Dogwitch is a comic book series by British artist and writer Daniel Schaffer following the shocking exploits of exiled witch-superstar and home movie maker, "Shrieking" Violet Grimm.

==Plot==
From the official website:

"Banished deep into the evil Banewoods for daring to practice her own unique brand of Molotov Magick, outcast Dogwitch Violet Grimm continues to stretch the boundaries of accepted 21st Century witchcraft. As tales of bad sex and dangerous voodoo spread her infamy through the Banewoods, Violet captures the attention of a multitude of weirdos and resigns herself to what she believes is her predestined B-movie lifestyle. Churning out provocative home videos for a berserk and hungry fan base in her pursuit of arcane knowledge, she feeds her diary with the dating rituals of the sick and heinous. Violet is the Garbo of witches, a reclusive legend in a depraved, gory, funny and fiendishly sexy world."

==Cast==
- Violet Grimm: "Her people expelled her...Her neighbours don't like her...Her fans want to kill her...So why do they all keep buying her movies? Violet Grimm is an exiled fetish-witch superstar, strung out from spell abuse, psychic fallout and the dubious attention of her psychotic fans. A single girl with a bad rep in a bad world, this infamous outcast just wants to practice her art and find some decent intimacy...Guess she probably shouldn't have made all those kinky home videos then."
- Ralph: An animated stuffed toy, Ralph is the cameraman for Violet's movies.
- Dolores: A hideously scarred doll. In the beginning the audience is left to assume that Dolores is another doll brought to life by Violet, but later in the story she reveals to Ralph that she was once a human witch and had her soul imprisoned in a doll for reasons not revealed to the audience, but was apparently disgusting enough to cause Ralph to vomit when shown a vision.
- Mr. Kinky: A suave, 21st-century demon. He quickly becomes Violet Grimm's boyfriend.

==Publication==
Dogwitch debuted in 2002, published by Sirius Entertainment. Schaffer produced Dogwitch for three years, releasing eighteen bi-monthly issues.

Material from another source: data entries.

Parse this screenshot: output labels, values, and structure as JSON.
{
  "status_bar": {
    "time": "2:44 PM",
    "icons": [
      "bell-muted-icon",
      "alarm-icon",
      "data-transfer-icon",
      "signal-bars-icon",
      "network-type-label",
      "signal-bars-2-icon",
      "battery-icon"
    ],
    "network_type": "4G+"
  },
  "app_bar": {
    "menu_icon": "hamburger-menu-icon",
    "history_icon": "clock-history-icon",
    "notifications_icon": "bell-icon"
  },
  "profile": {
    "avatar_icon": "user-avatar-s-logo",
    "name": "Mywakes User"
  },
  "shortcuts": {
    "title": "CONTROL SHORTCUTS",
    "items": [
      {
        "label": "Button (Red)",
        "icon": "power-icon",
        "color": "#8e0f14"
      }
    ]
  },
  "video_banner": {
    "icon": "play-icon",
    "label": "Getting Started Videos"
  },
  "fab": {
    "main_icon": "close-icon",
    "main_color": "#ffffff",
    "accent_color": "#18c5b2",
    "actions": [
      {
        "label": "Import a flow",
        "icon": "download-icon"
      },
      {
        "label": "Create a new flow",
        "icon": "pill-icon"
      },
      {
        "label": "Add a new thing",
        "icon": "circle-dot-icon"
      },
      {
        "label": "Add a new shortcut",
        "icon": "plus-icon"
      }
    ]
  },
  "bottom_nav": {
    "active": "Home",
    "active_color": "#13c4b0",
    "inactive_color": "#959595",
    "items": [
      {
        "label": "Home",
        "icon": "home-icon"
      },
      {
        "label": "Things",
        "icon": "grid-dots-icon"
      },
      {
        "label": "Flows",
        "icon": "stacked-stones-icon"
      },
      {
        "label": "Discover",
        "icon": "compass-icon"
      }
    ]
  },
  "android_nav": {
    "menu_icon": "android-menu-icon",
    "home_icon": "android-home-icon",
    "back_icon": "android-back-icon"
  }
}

As well as the regular comic book, Schaffer also released one-shots and portfolios such as Dogwitch: Special Features which collected Dogwitch-related original pin-up art, sketches and 'deleted scenes.'

Schaffer ended the series in 2005 to work on other projects.

===Collected editions===
The entire series is collected in three trade paperbacks:

- Direct to Video - Collecting issues #1-6. Introducing Violet Grimm, an arcane snuff movie superstar, and her weird and wonderful cohorts, Ralph, Dolores, and Mr. Kinky, not to mention deranged fans, frisky zombies, and screaming habdabs. Introduction by two-time Bram Stoker Award winner, Michael A. Arnzen.
- Twisted - Collecting issues: #7-12. Violet's wild and crazy life spirals out of control in this 144-page trade paperback, as she confronts tentacled demons, bloodthirsty bunnies, and a traitorous doll! Includes new pin-up artwork and a letter to the editor by Katiejane Garside.
- Mood Swings - Collecting issues #13-18. Violet Grimm is heading back to the Nice Bunny World to unravel a cosmic conspiracy and face off with those responsible for banishing her to the Banewoods. Violet's coming home, and she's going to bring a little chaos to The Order. Introduction by film director, Jake West.

The afterword for the second Dogwitch trade paperback was written by musician Katiejane Garside whom Schaffer also collaborated with on the project Indigo Vertigo.

With the completion of the series, the entire collection is available in Dogwitch: The Whole Shebang, with a special introduction by the Soska Sisters.

==Merchandise==
Dogwitch merchandise exists in myriad forms, including posters, tee-shirts and even Dogwitch-themed shot glasses.